The Tokyo Olympics will not be able to take place next summer unless a COVID-19 vaccine is found, a leading Japanese vaccine researcher has told Sky News.
Professor Yoshiharu Matsuura, from the Research Foundation for Microbial Disease of Osaka University, told Sky News: “In Japan, the government is putting a large emphasis on vaccine development and a medicine for the virus because of the Olympics.
“They want to push ahead with the Olympics next year and they are saying the only way for that to happen is the vaccine.”
The foundation, also referred to as the BIKEN Foundation, is developing a COVID-19 vaccine which is in the pre-clinical trial stage.
Japan has strict rules around developing vaccines, which means progress has been slower.
“Japan is really lagging behind in the race but the pharmaceutical companies, universities and vaccine manufacturers have gotten large funding from the government and proper work started about a month ago,” Prof Matsuura said.

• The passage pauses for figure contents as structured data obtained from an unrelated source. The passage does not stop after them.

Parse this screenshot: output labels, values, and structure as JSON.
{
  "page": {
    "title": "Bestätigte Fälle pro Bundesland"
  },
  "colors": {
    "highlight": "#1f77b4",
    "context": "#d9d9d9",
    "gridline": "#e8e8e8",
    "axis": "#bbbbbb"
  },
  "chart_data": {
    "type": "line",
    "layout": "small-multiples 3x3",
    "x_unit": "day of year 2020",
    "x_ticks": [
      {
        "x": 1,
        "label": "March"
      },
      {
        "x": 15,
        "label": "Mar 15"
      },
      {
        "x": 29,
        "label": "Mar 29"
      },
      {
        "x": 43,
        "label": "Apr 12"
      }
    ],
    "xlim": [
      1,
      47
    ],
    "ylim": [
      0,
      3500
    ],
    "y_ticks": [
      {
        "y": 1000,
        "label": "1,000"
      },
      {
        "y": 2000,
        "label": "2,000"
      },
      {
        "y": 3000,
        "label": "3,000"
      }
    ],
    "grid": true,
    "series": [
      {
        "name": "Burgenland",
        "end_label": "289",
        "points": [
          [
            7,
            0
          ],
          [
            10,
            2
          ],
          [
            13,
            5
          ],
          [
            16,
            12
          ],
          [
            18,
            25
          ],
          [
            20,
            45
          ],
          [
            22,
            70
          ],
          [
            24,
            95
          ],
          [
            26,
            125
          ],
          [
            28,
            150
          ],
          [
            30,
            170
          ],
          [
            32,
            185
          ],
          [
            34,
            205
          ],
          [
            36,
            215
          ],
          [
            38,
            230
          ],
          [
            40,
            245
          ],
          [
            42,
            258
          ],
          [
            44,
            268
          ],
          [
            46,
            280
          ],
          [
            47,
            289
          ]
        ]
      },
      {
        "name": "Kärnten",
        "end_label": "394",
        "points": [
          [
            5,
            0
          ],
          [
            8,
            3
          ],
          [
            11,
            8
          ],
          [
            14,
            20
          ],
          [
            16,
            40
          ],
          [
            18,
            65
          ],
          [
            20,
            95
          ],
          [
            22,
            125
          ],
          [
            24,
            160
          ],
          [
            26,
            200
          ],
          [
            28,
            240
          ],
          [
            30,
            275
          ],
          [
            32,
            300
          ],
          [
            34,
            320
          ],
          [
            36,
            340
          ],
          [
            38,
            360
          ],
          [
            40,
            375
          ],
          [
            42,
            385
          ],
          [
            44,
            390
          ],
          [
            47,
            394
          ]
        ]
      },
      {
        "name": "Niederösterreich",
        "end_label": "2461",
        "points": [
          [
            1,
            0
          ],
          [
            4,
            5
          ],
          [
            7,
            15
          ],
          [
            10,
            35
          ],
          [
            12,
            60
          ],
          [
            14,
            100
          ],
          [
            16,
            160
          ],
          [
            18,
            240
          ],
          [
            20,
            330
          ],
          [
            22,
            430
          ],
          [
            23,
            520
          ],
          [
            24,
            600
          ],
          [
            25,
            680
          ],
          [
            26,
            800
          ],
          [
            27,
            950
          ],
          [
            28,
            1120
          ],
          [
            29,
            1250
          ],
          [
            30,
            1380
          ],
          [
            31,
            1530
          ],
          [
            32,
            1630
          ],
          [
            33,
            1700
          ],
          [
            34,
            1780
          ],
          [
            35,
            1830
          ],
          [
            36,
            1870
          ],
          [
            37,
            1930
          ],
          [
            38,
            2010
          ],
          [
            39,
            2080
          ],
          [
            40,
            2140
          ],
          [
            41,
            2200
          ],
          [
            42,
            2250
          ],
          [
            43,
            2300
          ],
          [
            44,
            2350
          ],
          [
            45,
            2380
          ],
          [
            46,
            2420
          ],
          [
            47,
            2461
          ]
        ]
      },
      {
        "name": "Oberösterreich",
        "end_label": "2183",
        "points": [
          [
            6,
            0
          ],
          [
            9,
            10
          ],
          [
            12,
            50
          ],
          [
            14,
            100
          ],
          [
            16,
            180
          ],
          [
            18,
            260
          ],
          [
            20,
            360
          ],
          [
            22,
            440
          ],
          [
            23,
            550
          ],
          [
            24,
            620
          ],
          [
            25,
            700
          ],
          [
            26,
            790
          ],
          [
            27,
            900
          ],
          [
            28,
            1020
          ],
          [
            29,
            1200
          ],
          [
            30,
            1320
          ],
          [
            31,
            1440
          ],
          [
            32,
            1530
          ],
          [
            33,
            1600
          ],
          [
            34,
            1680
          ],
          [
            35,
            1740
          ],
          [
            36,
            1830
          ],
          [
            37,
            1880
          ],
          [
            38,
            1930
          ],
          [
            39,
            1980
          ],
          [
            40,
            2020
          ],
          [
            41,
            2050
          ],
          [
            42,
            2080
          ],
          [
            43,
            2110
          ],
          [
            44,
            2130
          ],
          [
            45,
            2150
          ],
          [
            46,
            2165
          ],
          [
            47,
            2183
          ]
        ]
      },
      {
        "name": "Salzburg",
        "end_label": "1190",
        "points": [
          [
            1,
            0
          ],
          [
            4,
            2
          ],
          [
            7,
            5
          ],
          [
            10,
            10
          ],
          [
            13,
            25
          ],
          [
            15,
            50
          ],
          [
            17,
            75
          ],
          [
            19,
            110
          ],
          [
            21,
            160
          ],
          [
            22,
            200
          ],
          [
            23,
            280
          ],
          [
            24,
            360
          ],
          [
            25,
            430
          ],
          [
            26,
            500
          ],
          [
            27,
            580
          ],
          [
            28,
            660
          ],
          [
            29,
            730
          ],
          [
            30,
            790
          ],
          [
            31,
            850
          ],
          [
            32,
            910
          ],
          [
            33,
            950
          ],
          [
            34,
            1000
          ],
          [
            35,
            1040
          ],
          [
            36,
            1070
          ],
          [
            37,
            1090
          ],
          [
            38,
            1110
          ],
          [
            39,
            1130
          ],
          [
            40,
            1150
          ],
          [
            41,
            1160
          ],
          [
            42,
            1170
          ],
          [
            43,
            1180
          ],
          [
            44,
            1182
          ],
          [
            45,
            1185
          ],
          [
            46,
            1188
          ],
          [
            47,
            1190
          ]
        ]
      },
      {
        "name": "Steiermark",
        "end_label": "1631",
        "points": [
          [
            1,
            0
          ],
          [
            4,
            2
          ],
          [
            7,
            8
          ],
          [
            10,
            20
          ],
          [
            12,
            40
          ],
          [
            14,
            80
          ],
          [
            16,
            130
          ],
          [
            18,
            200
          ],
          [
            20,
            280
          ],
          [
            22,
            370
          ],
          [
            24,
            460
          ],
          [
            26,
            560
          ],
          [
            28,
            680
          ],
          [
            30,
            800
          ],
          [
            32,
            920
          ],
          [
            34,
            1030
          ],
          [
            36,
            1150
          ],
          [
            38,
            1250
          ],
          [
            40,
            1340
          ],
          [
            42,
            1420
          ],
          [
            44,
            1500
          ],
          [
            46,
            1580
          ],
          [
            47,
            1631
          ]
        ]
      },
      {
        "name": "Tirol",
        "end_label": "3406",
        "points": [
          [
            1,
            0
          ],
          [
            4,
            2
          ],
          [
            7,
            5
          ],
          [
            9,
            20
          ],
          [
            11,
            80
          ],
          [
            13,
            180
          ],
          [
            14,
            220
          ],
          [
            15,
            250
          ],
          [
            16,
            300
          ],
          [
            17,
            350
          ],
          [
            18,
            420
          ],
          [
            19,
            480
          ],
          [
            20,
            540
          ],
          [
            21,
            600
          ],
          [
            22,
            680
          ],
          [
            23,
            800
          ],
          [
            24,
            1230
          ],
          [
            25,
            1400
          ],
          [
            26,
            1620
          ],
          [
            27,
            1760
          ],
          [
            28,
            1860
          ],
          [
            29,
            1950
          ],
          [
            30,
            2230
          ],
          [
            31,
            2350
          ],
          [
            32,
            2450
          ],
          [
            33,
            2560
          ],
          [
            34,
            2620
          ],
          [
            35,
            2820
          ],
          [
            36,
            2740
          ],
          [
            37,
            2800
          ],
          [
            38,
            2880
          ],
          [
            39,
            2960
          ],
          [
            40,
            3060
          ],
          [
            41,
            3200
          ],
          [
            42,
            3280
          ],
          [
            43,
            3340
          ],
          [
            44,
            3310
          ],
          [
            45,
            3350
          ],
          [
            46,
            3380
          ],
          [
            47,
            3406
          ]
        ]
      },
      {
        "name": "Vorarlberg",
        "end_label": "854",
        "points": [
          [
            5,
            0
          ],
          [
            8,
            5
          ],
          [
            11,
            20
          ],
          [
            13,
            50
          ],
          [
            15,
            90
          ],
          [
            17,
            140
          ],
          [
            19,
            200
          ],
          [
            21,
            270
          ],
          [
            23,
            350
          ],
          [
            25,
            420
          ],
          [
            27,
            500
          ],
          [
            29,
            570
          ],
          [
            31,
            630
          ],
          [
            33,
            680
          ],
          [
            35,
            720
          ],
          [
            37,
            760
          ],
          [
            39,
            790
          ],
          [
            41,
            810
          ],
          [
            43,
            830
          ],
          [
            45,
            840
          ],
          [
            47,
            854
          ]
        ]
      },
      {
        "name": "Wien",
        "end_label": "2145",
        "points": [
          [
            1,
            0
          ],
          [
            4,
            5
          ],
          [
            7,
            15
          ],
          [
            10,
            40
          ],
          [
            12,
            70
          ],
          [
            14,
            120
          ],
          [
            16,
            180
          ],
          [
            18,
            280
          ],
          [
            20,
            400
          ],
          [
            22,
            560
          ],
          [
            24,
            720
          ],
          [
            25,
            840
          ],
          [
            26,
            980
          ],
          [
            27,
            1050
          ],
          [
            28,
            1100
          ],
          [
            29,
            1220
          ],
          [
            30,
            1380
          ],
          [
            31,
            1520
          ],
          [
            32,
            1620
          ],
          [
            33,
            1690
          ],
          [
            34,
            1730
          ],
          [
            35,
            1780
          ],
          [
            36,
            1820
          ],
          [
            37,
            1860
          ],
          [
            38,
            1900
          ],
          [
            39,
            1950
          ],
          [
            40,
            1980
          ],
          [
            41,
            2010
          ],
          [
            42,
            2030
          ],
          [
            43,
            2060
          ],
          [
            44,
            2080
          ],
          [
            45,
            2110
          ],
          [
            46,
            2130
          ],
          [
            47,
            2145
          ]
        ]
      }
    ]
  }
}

But Prof Matsuura is alarmed at the pace of vaccine development globally.
“The safety of the vaccine needs time to prove itself. A regular vaccine development takes 10 years and they are saying to do it in a year. This is scary,” he said.
“So it’s really warp speed, super express train. I find it slightly unnerving.
“I really think healthy people shouldn’t take the vaccine.”
Prof Matsuura is worried that if a rushed vaccine goes wrong, the antibodies it produces could end up making the coronavirus stronger instead of protecting against it.
It’s a phenomenon called antibody dependent enhancement, or ADE, although there is no evidence yet for it in COVID-19.
Japan has handled the coronavirus pandemic relatively well, despite a large number of cases early in the year, mainly because of the Diamond Princess cruise ship.
It has recorded 1,093 deaths, according to Johns Hopkins University, but cases have been increasing recently.
The 2020 Summer Olympics were originally due to begin in July this year but were postponed until next summer because of the pandemic.
Even if a vaccine is available globally, Prof Matsuura thinks that Japan will still have to develop its own vaccine.
“Vaccines are actually a part of national defence and it is a given that the vaccines are manufactured locally,” he said.
“So even if someone somewhere in the world achieves success with the development, that vaccine wouldn’t reach Japan for a long time so it is a basic necessity that we prepare our own vaccines.”